Have any of you website builders been victims of cyber squatting? Or have you cheekily bought a domain name that you knew was benefiting from someone else’s brand equity? Leave us a comment below.

  • http://dnURLs.com Kevin M.

    You are not being clear on what cybersquatting is here. Just because someone owns a domain name that is the name of someone’s business, doesn’t mean they are a ‘squatter’! What if there are 3 Joe Taxis’, who has the right to it, first come, or most louder complainer?? If a name is not a ‘trademarked’ name or the name of a ‘well known’ product, or the owner of a name is not capitalizing on a companies similiar name or product with the name, then they have a right to it also, and are not ‘squatting’!! And just because someone is parking or not using a name someone else wants, it again doesn’t make them a squatter either! Before you and everyone goes off trying to blame domain investors for being first to get something you, or someone else wants, understand what ‘squatting’ or ‘cybersquatting’ truly is! Other than a rant term for those that can’t get what they want and someone else has!!

    Do you think someone who owns more than one piece of property or home, is a ‘squatter’, because you or someone else wants it too!

    Good grief!

  • admin

    Hi Kevin,

    What I actually said is that Cybersquatting is where a “domain name has been registered by someone else in order for that person to gain financially from the brand value of that domain name”.

    I’m not blaiming genuine domain investors – I am one myself! As someone who works in the domain name industry I want to encourage domain investing.
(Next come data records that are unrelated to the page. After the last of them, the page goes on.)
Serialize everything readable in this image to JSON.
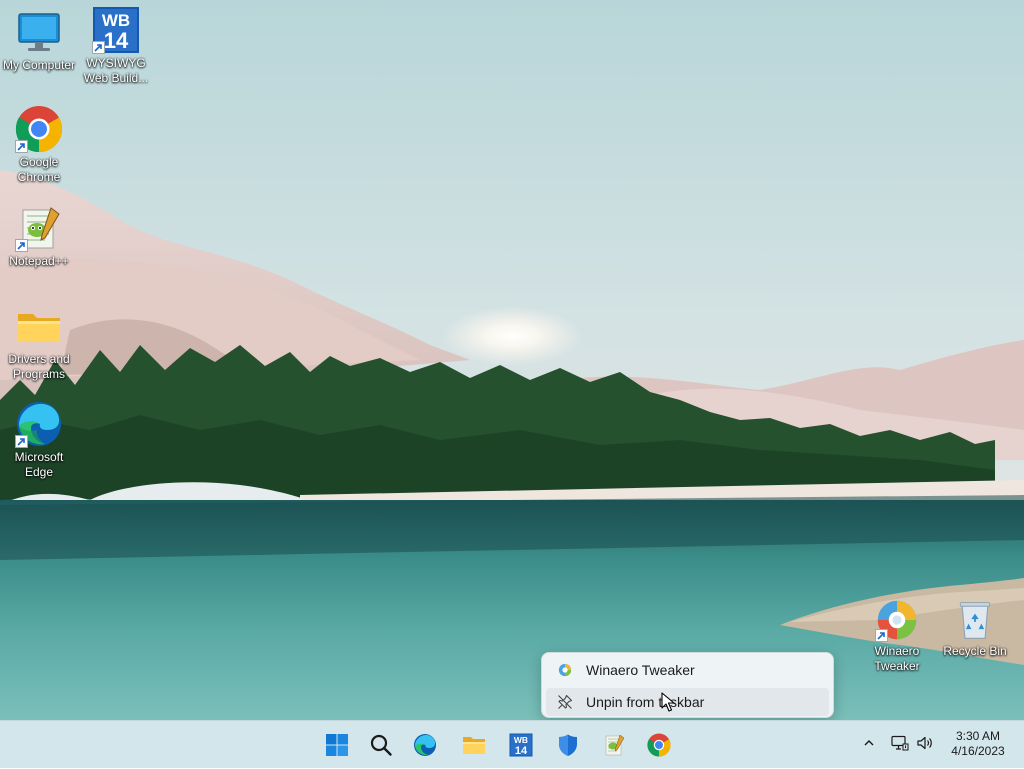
{
  "desktop": {
    "icons": [
      {
        "label": "My Computer",
        "icon": "computer-monitor-icon"
      },
      {
        "label": "WYSIWYG Web Build...",
        "icon": "wysiwyg-web-builder-icon",
        "badge": "WB",
        "badge_number": "14"
      },
      {
        "label": "Google Chrome",
        "icon": "chrome-icon"
      },
      {
        "label": "Notepad++",
        "icon": "notepad-plus-plus-icon"
      },
      {
        "label": "Drivers and Programs",
        "icon": "folder-icon"
      },
      {
        "label": "Microsoft Edge",
        "icon": "edge-icon"
      },
      {
        "label": "Winaero Tweaker",
        "icon": "winaero-tweaker-icon"
      },
      {
        "label": "Recycle Bin",
        "icon": "recycle-bin-icon"
      }
    ]
  },
  "context_menu": {
    "items": [
      {
        "label": "Winaero Tweaker",
        "icon": "winaero-tweaker-icon"
      },
      {
        "label": "Unpin from taskbar",
        "icon": "unpin-icon"
      }
    ]
  },
  "taskbar": {
    "buttons": [
      {
        "name": "start",
        "icon": "windows-logo-icon"
      },
      {
        "name": "search",
        "icon": "search-icon"
      },
      {
        "name": "edge",
        "icon": "edge-icon"
      },
      {
        "name": "file-explorer",
        "icon": "folder-icon"
      },
      {
        "name": "wysiwyg-web-builder",
        "icon": "wysiwyg-web-builder-icon"
      },
      {
        "name": "windows-security",
        "icon": "shield-icon"
      },
      {
        "name": "notepad-plus-plus",
        "icon": "notepad-plus-plus-icon"
      },
      {
        "name": "chrome",
        "icon": "chrome-icon"
      }
    ],
    "tray": {
      "icons": [
        "chevron-up-icon",
        "network-icon",
        "volume-icon"
      ],
      "time": "3:30 AM",
      "date": "4/16/2023"
    }
  },
  "colors": {
    "taskbar_bg": "#d3e6ec",
    "menu_bg": "#eef3f6",
    "windows_blue": "#0078d4"
  }
}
What this post is all about is where domains are bought that piggy back on someone else’s brand.

    If you disagree with what I say that’s fine, but you’re disagreeing with something I’m not saying :-)

    Ken

  • http://www.ibcsigns.co.uk Alison Cross

    If someone built websites for clients and actually registered the domain name that the client wanted IN THEIR OWN NAME, would you class that as cyber-squatting?

    This chap maintains that he does it to prevent his clients from being spammed, but the simple truth is that the actual clients are under the impression that THEY own their domain name and have been very surprised when I’ve told them that it’s not registered in their names, but in the name of their old webby.

    I’ve approached him to ask him to sell the domain names back to the various customers, but many of them can’t be bothered with the hassle (they see website building as Dark Arts and intimidating) and so, I lose the new business and he gets the old customer back.

    If it’s not cyber-squatting exactly, it’s certainly sharp practice in my view.

    AX

  • admin

    Hi Alison,

    That’s really tough. Whilst he’s not doing the traditional cyber-squatting thing of putting ads on the website, he’s definately gaining financially by owning a domain whose value is derived from the brand. In this case it means that customers are obligated to renew his services. The clients would of course win the domain back were it to go to arbitration, but if they haven’t got the time or energy for that then I guess it remains with him…

    If his concern is that the client does not get spam, then why not set up a catch-all email address on the domain, so that all spam mail comes to him? The client will get to own their domain AND be protected from spamming.

    In our view – as yours – the domain should always be registered in the name of the person who owns the website, or a representative (employee) of the company owning the website.